The judge also threw out charges that there were illegal votes based on claims that the signatures on the envelopes containing early ballots were not properly compared with those already on file.
He pointed out that a forensic document examiner hired by Ward’s attorney reviewed 100 of those envelopes.
And at best, Warner said, that examiner found six signatures to be “inconclusive,” meaning she could not testify that they were a match to the signature on file.
But the judge said this witness found no signs of forgery.
Finally, Warner said, there was no evidence that the vote count was erroneous.
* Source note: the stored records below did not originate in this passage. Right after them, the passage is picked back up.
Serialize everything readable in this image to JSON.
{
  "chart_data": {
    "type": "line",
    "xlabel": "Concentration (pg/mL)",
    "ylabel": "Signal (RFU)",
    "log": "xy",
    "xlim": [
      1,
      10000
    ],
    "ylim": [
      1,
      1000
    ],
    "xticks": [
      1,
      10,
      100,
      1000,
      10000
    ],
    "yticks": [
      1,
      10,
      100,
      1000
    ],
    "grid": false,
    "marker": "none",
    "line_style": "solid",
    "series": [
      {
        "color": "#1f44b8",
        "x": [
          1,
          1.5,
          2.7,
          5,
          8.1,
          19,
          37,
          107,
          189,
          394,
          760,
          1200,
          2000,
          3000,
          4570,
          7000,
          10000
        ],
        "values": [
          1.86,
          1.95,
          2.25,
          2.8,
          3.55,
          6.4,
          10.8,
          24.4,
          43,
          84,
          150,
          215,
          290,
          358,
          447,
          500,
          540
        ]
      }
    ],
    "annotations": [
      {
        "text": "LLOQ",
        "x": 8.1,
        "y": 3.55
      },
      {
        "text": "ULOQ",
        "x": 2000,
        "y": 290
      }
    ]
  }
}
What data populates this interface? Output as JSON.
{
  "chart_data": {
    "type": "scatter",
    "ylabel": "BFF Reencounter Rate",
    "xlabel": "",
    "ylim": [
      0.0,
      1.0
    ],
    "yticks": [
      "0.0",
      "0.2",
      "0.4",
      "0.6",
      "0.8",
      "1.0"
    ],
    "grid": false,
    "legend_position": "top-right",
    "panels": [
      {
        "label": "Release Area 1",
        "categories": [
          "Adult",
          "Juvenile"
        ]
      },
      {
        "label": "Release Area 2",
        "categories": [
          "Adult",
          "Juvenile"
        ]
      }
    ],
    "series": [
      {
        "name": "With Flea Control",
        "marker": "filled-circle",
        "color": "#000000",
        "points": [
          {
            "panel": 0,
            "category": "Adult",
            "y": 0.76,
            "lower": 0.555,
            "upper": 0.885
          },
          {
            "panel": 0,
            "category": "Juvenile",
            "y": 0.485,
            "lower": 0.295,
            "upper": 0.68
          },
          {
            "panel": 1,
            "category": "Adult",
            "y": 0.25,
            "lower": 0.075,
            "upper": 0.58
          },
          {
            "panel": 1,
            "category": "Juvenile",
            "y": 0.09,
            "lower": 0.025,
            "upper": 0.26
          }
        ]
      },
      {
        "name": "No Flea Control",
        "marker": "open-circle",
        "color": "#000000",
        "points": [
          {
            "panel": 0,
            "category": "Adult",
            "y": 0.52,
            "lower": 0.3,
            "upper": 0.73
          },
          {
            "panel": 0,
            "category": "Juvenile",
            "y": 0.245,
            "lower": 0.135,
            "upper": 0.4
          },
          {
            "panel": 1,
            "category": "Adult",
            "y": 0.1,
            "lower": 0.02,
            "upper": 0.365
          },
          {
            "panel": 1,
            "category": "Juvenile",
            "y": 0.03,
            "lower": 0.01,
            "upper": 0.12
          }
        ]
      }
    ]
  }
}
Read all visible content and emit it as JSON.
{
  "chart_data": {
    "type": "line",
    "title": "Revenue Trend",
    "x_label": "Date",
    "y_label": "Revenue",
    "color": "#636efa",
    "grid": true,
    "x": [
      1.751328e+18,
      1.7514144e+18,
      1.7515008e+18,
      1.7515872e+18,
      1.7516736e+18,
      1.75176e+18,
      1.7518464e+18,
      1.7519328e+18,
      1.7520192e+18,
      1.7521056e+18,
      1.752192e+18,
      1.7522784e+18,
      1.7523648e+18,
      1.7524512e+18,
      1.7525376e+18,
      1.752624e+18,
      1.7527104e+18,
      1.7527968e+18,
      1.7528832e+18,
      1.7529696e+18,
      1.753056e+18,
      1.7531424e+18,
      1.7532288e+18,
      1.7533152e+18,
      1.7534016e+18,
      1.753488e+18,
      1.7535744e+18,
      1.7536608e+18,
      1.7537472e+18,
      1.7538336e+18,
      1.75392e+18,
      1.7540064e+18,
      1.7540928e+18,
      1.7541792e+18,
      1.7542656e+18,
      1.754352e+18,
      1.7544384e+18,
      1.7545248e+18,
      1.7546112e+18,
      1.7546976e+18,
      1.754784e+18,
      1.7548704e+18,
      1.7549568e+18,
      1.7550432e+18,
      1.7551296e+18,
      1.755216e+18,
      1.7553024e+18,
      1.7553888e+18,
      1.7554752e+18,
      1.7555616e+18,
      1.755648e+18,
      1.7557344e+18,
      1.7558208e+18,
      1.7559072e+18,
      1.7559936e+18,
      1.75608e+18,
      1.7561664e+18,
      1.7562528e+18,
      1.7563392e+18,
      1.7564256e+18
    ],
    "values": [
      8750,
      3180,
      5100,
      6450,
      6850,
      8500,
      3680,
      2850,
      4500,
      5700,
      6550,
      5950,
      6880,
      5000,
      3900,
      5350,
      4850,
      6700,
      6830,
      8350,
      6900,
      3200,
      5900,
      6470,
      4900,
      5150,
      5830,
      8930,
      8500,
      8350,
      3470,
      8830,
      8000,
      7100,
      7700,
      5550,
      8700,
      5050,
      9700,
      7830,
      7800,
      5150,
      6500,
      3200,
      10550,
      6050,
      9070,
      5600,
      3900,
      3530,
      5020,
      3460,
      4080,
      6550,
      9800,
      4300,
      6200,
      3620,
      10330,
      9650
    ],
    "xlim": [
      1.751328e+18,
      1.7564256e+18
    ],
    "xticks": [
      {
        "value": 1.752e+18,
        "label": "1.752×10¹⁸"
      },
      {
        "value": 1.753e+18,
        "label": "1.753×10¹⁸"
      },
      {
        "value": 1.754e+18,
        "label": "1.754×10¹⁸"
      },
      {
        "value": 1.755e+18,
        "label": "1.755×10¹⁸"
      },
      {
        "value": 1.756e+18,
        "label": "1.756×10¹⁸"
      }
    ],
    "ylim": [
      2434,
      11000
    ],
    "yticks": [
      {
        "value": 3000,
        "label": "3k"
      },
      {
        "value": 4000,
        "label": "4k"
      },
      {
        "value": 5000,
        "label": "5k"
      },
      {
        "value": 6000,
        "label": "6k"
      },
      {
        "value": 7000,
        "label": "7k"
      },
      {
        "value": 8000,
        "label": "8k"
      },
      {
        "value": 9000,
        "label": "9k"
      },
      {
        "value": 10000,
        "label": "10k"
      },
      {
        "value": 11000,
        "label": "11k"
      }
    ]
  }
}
So he issued an order confirming the Arizona election, which Biden won with a 10,457-vote edge over Trump.
Federal court case remains to be heard
Friday’s ruling, however, is not the last word.
Ward, in anticipation of the case going against her, already had announced she plans to seek review by the Arizona Supreme Court.
And a separate lawsuit is playing out in federal court, which includes some of the same claims made here along with allegations of fraud and conspiracy.
That case, set for a hearing Tuesday, also seeks to void the results of the presidential contest.
It includes allegations that the Dominion Software voting equipment used by Maricopa County is unreliable and was programmed to register more votes for Biden than he actually got.
Legislative leaders call for audit but not to change election results
Along the same lines, Senate President Karen Fann and House Speaker Rusty Bowers on Friday called for an independent audit of the software and equipment used by Maricopa County in the just-completed election.
“There have been questions,” Fann said.
But she told Capitol Media Services it is not their intent to use whatever is found to overturn the results of the Nov. 3 election.
In fact, she said nothing in the Republican legislative leaders’ request for the inquiry alleges there are any “irregularities” in the way the election was conducted.
“At the very least, the confidence in our electoral system has been shaken because of a lot of claims and allegations,” Fann said. “So our No. 1 goal is to restore the confidence of our voters.”
Bowers specifically rejected calls by the Trump legal team that the Legislature come into session to void the election results, which were formally certified on Monday.
“The rule of law forbids us to do that,” he said.
In fact, Bowers pointed out, it was the Republican-controlled Legislature that enacted a law three years ago specifically requiring the state’s electors “to cast their votes for the candidates who received the most votes in the official statewide canvass.”
He said that was done because Hillary Clinton had won the popular vote nationwide in 2016 and some lawmakers feared that electors would refuse to cast the state’s 11 electoral votes for Trump, who won Arizona’s race that year.
“As a conservative Republican, I don’t like the results of the presidential election,” Bowers said in a prepared statement. “But I cannot and will not entertain a suggestion that we violate current law to change the outcome of a certified election.”